Team Principal Laurent Mekies has acknowledged that the team has “a lot of work to do” and that there is “not just one area we can pinpoint as being the cause of our difficulties.” But the setup disagreement suggests that even within the team, there is no consensus on how to move forward.

Hadjar’s Perspective

Isack Hadjar, Verstappen’s rookie team-mate, appeared more comfortable with the RB22 in Montreal, qualifying just behind the Dutchman in seventh. The Frenchman had suffered his own nightmare in Miami, crashing out after a pit-lane start, and seemed relieved to be closer to Verstappen’s pace in Canada.

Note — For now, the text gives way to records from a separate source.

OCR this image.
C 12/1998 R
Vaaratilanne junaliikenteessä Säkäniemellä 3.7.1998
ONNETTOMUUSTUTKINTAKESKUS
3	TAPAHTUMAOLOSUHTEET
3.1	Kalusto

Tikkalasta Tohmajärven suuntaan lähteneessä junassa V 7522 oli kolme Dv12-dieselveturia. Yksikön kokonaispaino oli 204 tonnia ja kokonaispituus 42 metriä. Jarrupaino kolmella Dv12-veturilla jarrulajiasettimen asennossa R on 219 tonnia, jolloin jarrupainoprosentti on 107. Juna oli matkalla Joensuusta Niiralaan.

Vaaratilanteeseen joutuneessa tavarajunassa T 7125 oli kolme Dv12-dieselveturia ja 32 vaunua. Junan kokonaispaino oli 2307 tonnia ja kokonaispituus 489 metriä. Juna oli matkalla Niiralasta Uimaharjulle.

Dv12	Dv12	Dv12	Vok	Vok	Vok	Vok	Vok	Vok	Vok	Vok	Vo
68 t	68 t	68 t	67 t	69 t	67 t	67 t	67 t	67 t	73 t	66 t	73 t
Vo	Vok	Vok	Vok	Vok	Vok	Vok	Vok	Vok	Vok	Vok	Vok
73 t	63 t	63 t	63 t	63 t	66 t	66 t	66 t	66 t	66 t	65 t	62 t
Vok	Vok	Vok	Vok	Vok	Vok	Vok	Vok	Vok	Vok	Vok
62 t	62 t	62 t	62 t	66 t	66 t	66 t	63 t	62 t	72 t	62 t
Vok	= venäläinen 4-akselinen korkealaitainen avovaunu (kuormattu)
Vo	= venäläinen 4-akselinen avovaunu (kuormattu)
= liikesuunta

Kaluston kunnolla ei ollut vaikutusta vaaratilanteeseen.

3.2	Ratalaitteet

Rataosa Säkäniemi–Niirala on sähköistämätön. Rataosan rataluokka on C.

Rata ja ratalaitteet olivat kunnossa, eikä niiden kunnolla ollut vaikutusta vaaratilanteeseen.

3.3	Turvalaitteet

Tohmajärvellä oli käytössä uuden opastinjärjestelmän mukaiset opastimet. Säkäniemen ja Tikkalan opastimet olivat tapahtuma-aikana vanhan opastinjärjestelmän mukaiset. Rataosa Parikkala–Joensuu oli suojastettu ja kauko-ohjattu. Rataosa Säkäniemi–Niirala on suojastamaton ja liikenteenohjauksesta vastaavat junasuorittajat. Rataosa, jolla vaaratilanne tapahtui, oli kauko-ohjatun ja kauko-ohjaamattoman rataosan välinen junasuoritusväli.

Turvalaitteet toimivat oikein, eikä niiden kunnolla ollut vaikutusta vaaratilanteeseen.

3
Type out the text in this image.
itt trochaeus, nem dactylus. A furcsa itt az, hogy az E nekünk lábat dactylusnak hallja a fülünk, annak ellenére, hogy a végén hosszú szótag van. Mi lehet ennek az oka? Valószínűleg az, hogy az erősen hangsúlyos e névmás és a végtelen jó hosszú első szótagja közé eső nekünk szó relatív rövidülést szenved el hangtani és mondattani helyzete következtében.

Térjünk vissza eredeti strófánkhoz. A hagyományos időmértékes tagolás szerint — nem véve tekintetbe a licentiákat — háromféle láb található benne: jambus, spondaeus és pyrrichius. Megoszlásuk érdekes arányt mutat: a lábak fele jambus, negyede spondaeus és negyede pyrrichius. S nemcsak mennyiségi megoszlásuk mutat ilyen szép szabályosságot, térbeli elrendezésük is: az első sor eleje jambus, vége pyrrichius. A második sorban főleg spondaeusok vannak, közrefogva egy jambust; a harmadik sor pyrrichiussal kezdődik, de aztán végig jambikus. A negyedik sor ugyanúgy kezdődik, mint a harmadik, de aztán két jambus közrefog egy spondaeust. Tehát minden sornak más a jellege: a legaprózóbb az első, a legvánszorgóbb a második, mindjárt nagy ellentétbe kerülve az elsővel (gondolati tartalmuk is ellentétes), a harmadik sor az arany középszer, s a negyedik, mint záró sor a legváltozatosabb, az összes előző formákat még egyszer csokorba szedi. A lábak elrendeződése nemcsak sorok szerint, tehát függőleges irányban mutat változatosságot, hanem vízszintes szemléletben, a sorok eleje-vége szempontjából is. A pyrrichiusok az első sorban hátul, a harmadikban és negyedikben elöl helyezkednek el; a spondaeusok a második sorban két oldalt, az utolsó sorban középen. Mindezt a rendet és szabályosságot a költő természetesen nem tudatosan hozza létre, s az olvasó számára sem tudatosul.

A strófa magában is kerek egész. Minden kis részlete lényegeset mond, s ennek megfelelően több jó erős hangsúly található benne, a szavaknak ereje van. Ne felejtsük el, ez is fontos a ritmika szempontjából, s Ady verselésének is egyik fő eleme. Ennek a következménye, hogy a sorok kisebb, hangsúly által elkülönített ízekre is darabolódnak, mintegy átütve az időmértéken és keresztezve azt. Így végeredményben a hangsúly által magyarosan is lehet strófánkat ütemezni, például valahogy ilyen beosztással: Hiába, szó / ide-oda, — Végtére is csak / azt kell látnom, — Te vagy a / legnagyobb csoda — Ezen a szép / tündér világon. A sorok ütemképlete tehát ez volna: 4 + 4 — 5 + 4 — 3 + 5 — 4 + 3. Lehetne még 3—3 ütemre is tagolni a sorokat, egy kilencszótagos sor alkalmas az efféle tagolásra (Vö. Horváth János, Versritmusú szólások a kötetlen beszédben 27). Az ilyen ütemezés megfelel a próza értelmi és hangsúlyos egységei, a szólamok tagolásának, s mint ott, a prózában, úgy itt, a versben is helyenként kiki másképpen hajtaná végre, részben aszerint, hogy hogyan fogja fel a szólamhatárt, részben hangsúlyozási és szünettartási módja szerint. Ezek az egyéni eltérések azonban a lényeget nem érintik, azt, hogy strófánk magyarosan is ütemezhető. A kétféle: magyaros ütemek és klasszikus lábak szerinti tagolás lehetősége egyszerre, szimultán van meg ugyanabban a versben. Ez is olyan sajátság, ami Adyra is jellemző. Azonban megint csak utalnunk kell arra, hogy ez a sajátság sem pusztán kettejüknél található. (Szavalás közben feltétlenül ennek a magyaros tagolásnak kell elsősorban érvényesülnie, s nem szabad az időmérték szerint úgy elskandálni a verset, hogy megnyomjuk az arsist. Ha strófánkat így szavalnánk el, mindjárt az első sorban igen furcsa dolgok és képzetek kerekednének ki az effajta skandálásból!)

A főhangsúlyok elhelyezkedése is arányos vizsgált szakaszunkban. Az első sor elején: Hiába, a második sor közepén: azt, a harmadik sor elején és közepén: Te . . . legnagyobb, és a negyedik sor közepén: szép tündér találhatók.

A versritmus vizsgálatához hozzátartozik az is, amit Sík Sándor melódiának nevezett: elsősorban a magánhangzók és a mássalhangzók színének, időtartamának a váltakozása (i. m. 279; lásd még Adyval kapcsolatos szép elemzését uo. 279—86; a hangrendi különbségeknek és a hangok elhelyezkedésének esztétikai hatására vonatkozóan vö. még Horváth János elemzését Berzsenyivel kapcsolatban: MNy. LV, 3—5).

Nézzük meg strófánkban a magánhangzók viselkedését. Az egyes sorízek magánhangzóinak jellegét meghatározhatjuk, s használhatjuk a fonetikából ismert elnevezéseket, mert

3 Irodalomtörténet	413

However, Hadjar was not immune to the car’s vices. After Sprint Qualifying, he reported that the team was “struggling massively with bouncing and the track state is not good, we’re losing a lot of time. Even if the grip is there we can’t use it.” The comments echo Verstappen’s observation that “my feet were flying off the pedals” — a vivid illustration of how poorly the RB22 is riding Montreal’s bumps.

What Happens Now

Verstappen’s public declaration that he will not tolerate another setup overrule puts Red Bull in a difficult position. The team must now choose between deferring to its star driver’s judgment or risking further public fallout. Given that Verstappen’s prediction about the failed setup proved entirely correct, the case for listening to him has never been stronger.

The Dutchman has always been a driver who demands control over his environment. From simulating different brake pedal setups in his motorhome to dictating car development priorities, Verstappen’s success has been built on an obsessive attention to detail. When that control is removed — as it was in Canada — the results speak for themselves.

For Red Bull, the lesson is clear. The team that built its empire on Verstappen’s feedback cannot afford to ignore it. The Canadian Grand Prix setup experiment has failed, expensively and publicly. The only question now is whether the team has learned from it — or whether Verstappen will be forced to remind them again.